The nation with the highest prevalence of FGM is Egypt, where over 27 million women have been mutilated to date. Despite the practice having been outlawed in 2008, FGM is still a reality for about 92 percent of married Egyptian women between 15 and 49 years old, according to a government report released in May.

But that’s starting to change, as the dangers of the practice – psychological, emotional, and physical trauma, and in some cases, death – slowly seep into public consciousness, and as the issue is broached in family and community discussions.

“There is definitely a shift on the ground in terms of the openness of people,” Mona Amin, who runs the Egyptian National Population Council’s FGM campaign, told The Guardian. “Young girls don’t feel embarrassed to talk about the problems of the practice in front of their parents. Previously even women who didn’t circumcise their daughters didn’t want to say."

“It’s a very important shift in attitude,” Ms. Amin added.

But it has been an uphill climb. Efforts to engage communities and community leaders in conversation about FGM, launch targeted media campaigns, and lobby for anti-FGM legislation had been underway for years before the 2008 government banned FGM – “a hugely important step,” Suad Abu-Dayyeh, Middle East and Africa consultant for international nonprofit Equality Now, wrote in an email to The Christian Science Monitor.

Eventually, liberal-minded imams began voicing their criticisms of FGM, and support of the practice within the religious community began to fall, The Guardian reported. The government health ministry and UNFP started retraining doctors – who still do majority of mutilations in Egypt – on the dangers of FGM.

The data began to reflect the reality: The percentage of girls between 15 and 17 years old subjected to mutilation dropped from about 74 percent in 2008 to just above 60 percent in 2014, according to recent estimates.

Then, in January, a second milestone: A doctor on trial for killing a 13-year-old girl in a botched FGM operation was found guilty of manslaughter and mutilation and sentenced to two years and three months in jail.

Anti-FGM advocates applauded the victory.

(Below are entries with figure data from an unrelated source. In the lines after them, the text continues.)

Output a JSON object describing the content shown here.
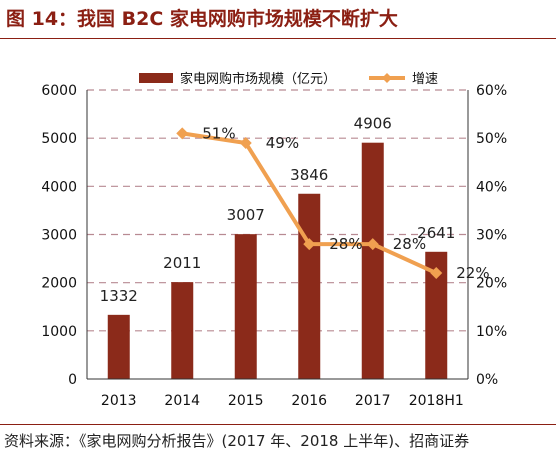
{
  "figure": {
    "title": "图 14：我国 B2C 家电网购市场规模不断扩大",
    "source": "资料来源：《家电网购分析报告》(2017 年、2018 上半年)、招商证券"
  },
  "chart_data": {
    "type": "bar",
    "categories": [
      "2013",
      "2014",
      "2015",
      "2016",
      "2017",
      "2018H1"
    ],
    "series": [
      {
        "name": "家电网购市场规模（亿元）",
        "type": "bar",
        "axis": "left",
        "color": "#8B2A1A",
        "values": [
          1332,
          2011,
          3007,
          3846,
          4906,
          2641
        ],
        "labels": [
          "1332",
          "2011",
          "3007",
          "3846",
          "4906",
          "2641"
        ]
      },
      {
        "name": "增速",
        "type": "line",
        "axis": "right",
        "color": "#F0A050",
        "values": [
          null,
          51,
          49,
          28,
          28,
          22
        ],
        "labels": [
          "",
          "51%",
          "49%",
          "28%",
          "28%",
          "22%"
        ]
      }
    ],
    "y_left": {
      "min": 0,
      "max": 6000,
      "ticks": [
        "0",
        "1000",
        "2000",
        "3000",
        "4000",
        "5000",
        "6000"
      ]
    },
    "y_right": {
      "min": 0,
      "max": 60,
      "ticks": [
        "0%",
        "10%",
        "20%",
        "30%",
        "40%",
        "50%",
        "60%"
      ]
    },
    "grid": true,
    "legend_position": "top"
  }
}
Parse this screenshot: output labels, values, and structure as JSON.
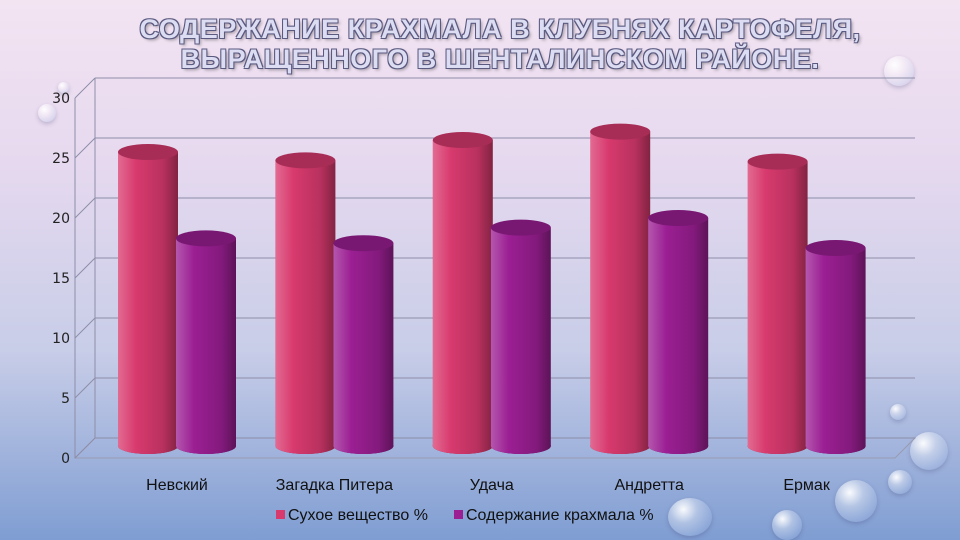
{
  "slide": {
    "title_line1": "СОДЕРЖАНИЕ  КРАХМАЛА В КЛУБНЯХ КАРТОФЕЛЯ,",
    "title_line2": "ВЫРАЩЕННОГО В  ШЕНТАЛИНСКОМ РАЙОНЕ."
  },
  "chart_data": {
    "type": "bar",
    "title": "СОДЕРЖАНИЕ  КРАХМАЛА В КЛУБНЯХ КАРТОФЕЛЯ, ВЫРАЩЕННОГО В  ШЕНТАЛИНСКОМ РАЙОНЕ.",
    "categories": [
      "Невский",
      "Загадка Питера",
      "Удача",
      "Андретта",
      "Ермак"
    ],
    "series": [
      {
        "name": "Сухое вещество %",
        "values": [
          25.5,
          24.8,
          26.5,
          27.2,
          24.7
        ],
        "color": "#d83a6e"
      },
      {
        "name": "Содержание крахмала %",
        "values": [
          18.3,
          17.9,
          19.2,
          20.0,
          17.5
        ],
        "color": "#9b1f93"
      }
    ],
    "yticks": [
      "0",
      "5",
      "10",
      "15",
      "20",
      "25",
      "30"
    ],
    "ylim": [
      0,
      30
    ],
    "grid": true,
    "legend": "bottom",
    "style": "3d-cylinder"
  }
}
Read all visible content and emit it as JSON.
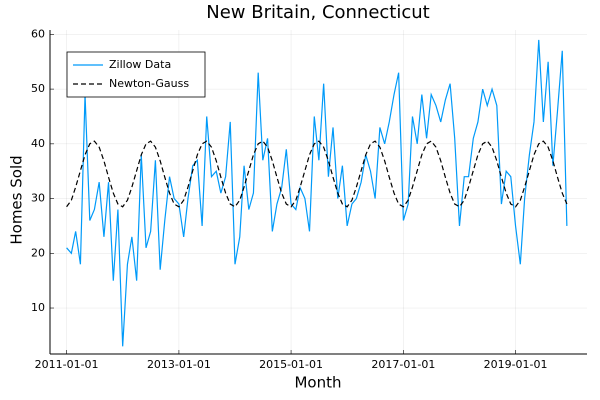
{
  "chart_data": {
    "type": "line",
    "title": "New Britain, Connecticut",
    "x_label": "Month",
    "y_label": "Homes Sold",
    "x": [
      "2011-01-01",
      "2011-02-01",
      "2011-03-01",
      "2011-04-01",
      "2011-05-01",
      "2011-06-01",
      "2011-07-01",
      "2011-08-01",
      "2011-09-01",
      "2011-10-01",
      "2011-11-01",
      "2011-12-01",
      "2012-01-01",
      "2012-02-01",
      "2012-03-01",
      "2012-04-01",
      "2012-05-01",
      "2012-06-01",
      "2012-07-01",
      "2012-08-01",
      "2012-09-01",
      "2012-10-01",
      "2012-11-01",
      "2012-12-01",
      "2013-01-01",
      "2013-02-01",
      "2013-03-01",
      "2013-04-01",
      "2013-05-01",
      "2013-06-01",
      "2013-07-01",
      "2013-08-01",
      "2013-09-01",
      "2013-10-01",
      "2013-11-01",
      "2013-12-01",
      "2014-01-01",
      "2014-02-01",
      "2014-03-01",
      "2014-04-01",
      "2014-05-01",
      "2014-06-01",
      "2014-07-01",
      "2014-08-01",
      "2014-09-01",
      "2014-10-01",
      "2014-11-01",
      "2014-12-01",
      "2015-01-01",
      "2015-02-01",
      "2015-03-01",
      "2015-04-01",
      "2015-05-01",
      "2015-06-01",
      "2015-07-01",
      "2015-08-01",
      "2015-09-01",
      "2015-10-01",
      "2015-11-01",
      "2015-12-01",
      "2016-01-01",
      "2016-02-01",
      "2016-03-01",
      "2016-04-01",
      "2016-05-01",
      "2016-06-01",
      "2016-07-01",
      "2016-08-01",
      "2016-09-01",
      "2016-10-01",
      "2016-11-01",
      "2016-12-01",
      "2017-01-01",
      "2017-02-01",
      "2017-03-01",
      "2017-04-01",
      "2017-05-01",
      "2017-06-01",
      "2017-07-01",
      "2017-08-01",
      "2017-09-01",
      "2017-10-01",
      "2017-11-01",
      "2017-12-01",
      "2018-01-01",
      "2018-02-01",
      "2018-03-01",
      "2018-04-01",
      "2018-05-01",
      "2018-06-01",
      "2018-07-01",
      "2018-08-01",
      "2018-09-01",
      "2018-10-01",
      "2018-11-01",
      "2018-12-01",
      "2019-01-01",
      "2019-02-01",
      "2019-03-01",
      "2019-04-01",
      "2019-05-01",
      "2019-06-01",
      "2019-07-01",
      "2019-08-01",
      "2019-09-01",
      "2019-10-01",
      "2019-11-01",
      "2019-12-01"
    ],
    "series": [
      {
        "name": "Zillow Data",
        "color": "#009af9",
        "dash": "solid",
        "values": [
          21,
          20,
          24,
          18,
          49,
          26,
          28,
          33,
          23,
          33,
          15,
          28,
          3,
          18,
          23,
          15,
          38,
          21,
          24,
          37,
          17,
          26,
          34,
          30,
          29,
          23,
          30,
          36,
          37,
          25,
          45,
          34,
          35,
          31,
          34,
          44,
          18,
          23,
          36,
          28,
          31,
          53,
          37,
          41,
          24,
          29,
          32,
          39,
          29,
          28,
          32,
          30,
          24,
          45,
          37,
          51,
          34,
          43,
          30,
          36,
          25,
          29,
          30,
          33,
          38,
          35,
          30,
          43,
          40,
          44,
          49,
          53,
          26,
          29,
          45,
          40,
          49,
          41,
          49,
          47,
          44,
          48,
          51,
          41,
          25,
          34,
          34,
          41,
          44,
          50,
          47,
          50,
          47,
          29,
          35,
          34,
          25,
          18,
          30,
          38,
          44,
          59,
          44,
          55,
          36,
          46,
          57,
          25
        ]
      },
      {
        "name": "Newton-Gauss",
        "color": "#000000",
        "dash": "dashed",
        "values": [
          28.5,
          29.7,
          32.1,
          35.1,
          38.0,
          40.0,
          40.5,
          39.4,
          36.9,
          33.9,
          31.0,
          29.0,
          28.5,
          29.7,
          32.1,
          35.1,
          38.0,
          40.0,
          40.5,
          39.4,
          36.9,
          33.9,
          31.0,
          29.0,
          28.5,
          29.7,
          32.1,
          35.1,
          38.0,
          40.0,
          40.5,
          39.4,
          36.9,
          33.9,
          31.0,
          29.0,
          28.5,
          29.7,
          32.1,
          35.1,
          38.0,
          40.0,
          40.5,
          39.4,
          36.9,
          33.9,
          31.0,
          29.0,
          28.5,
          29.7,
          32.1,
          35.1,
          38.0,
          40.0,
          40.5,
          39.4,
          36.9,
          33.9,
          31.0,
          29.0,
          28.5,
          29.7,
          32.1,
          35.1,
          38.0,
          40.0,
          40.5,
          39.4,
          36.9,
          33.9,
          31.0,
          29.0,
          28.5,
          29.7,
          32.1,
          35.1,
          38.0,
          40.0,
          40.5,
          39.4,
          36.9,
          33.9,
          31.0,
          29.0,
          28.5,
          29.7,
          32.1,
          35.1,
          38.0,
          40.0,
          40.5,
          39.4,
          36.9,
          33.9,
          31.0,
          29.0,
          28.5,
          29.7,
          32.1,
          35.1,
          38.0,
          40.0,
          40.5,
          39.4,
          36.9,
          33.9,
          31.0,
          29.0
        ]
      }
    ],
    "xlim": [
      "2010-09-15",
      "2020-04-10"
    ],
    "xticks": [
      "2011-01-01",
      "2013-01-01",
      "2015-01-01",
      "2017-01-01",
      "2019-01-01"
    ],
    "ylim": [
      1.6,
      60.8
    ],
    "yticks": [
      10,
      20,
      30,
      40,
      50,
      60
    ],
    "grid": true,
    "legend": "top-left"
  }
}
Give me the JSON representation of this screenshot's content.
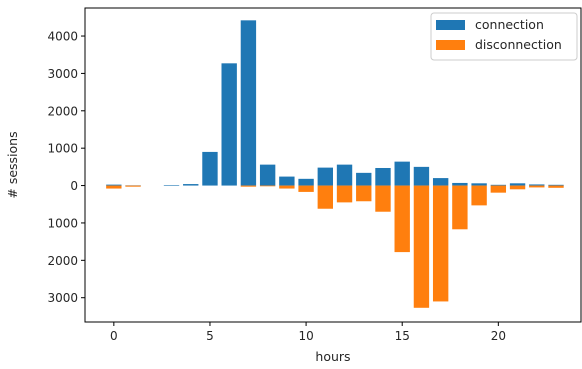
{
  "chart_data": {
    "type": "bar",
    "xlabel": "hours",
    "ylabel": "# sessions",
    "xlim": [
      -1.5,
      24.3
    ],
    "ylim": [
      -3650,
      4750
    ],
    "x_ticks": [
      0,
      5,
      10,
      15,
      20
    ],
    "x_tick_labels": [
      "0",
      "5",
      "10",
      "15",
      "20"
    ],
    "y_ticks": [
      4000,
      3000,
      2000,
      1000,
      0,
      -1000,
      -2000,
      -3000
    ],
    "y_tick_labels": [
      "4000",
      "3000",
      "2000",
      "1000",
      "0",
      "1000",
      "2000",
      "3000"
    ],
    "grid": false,
    "legend_position": "top-right",
    "x": [
      0,
      1,
      2,
      3,
      4,
      5,
      6,
      7,
      8,
      9,
      10,
      11,
      12,
      13,
      14,
      15,
      16,
      17,
      18,
      19,
      20,
      21,
      22,
      23
    ],
    "series": [
      {
        "name": "connection",
        "color": "#1f77b4",
        "values": [
          25,
          5,
          0,
          10,
          40,
          900,
          3270,
          4420,
          560,
          240,
          180,
          480,
          560,
          340,
          470,
          640,
          500,
          200,
          70,
          60,
          20,
          60,
          30,
          20
        ]
      },
      {
        "name": "disconnection",
        "color": "#ff7f0e",
        "values": [
          -80,
          -30,
          0,
          0,
          0,
          0,
          0,
          -30,
          -20,
          -80,
          -170,
          -620,
          -450,
          -420,
          -700,
          -1780,
          -3270,
          -3100,
          -1170,
          -530,
          -190,
          -100,
          -50,
          -60
        ]
      }
    ]
  }
}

“This verdict won’t eliminate FGM but at least doctors will think 10 times before doing it,” Reba al-Danbouki, the lawyer who headed the prosecution, told The Guardian after the decision. “Every time he thinks of the money he’s being offered, he will remember this ... And also every father who thinks to do this to his daughter.”

Egypt has since pledged to reduce FGM by 10 to 15 percent in the next five years in a plan that, if successful, would mean that for the first time, the number of girls who have not had the procedure would outnumber those who had, CNN reported.

“It’s an ambitious plan, but now I think that the political atmosphere is supporting us and we can reach our goal,” Vivian Fouad, the National Population Council official who heads the government's effort against FGM, told the network. “For years we were on (the) defense, but now we’re on the offensive.”

Advocates have their work cut out for them. Despite the recent victories, FGM remains deeply embedded in places where it continues to be viewed as a necessary part of a girl’s journey to womanhood – the removal of the genitalia is often thought to enhance the “feminine” qualities of docility and obedience, while reducing a woman’s sexual desire, according to the umbrella organization End FGM European network.

Still, activists remain optimistic.

“Ending FGM takes a lot of time and effort [and] prevalence has only fallen slowly in the last few decades,” Equality Now’s Ms. Abu-Dayyeh wrote. “But we are heartened by falls [in mutilation] for younger women and girls.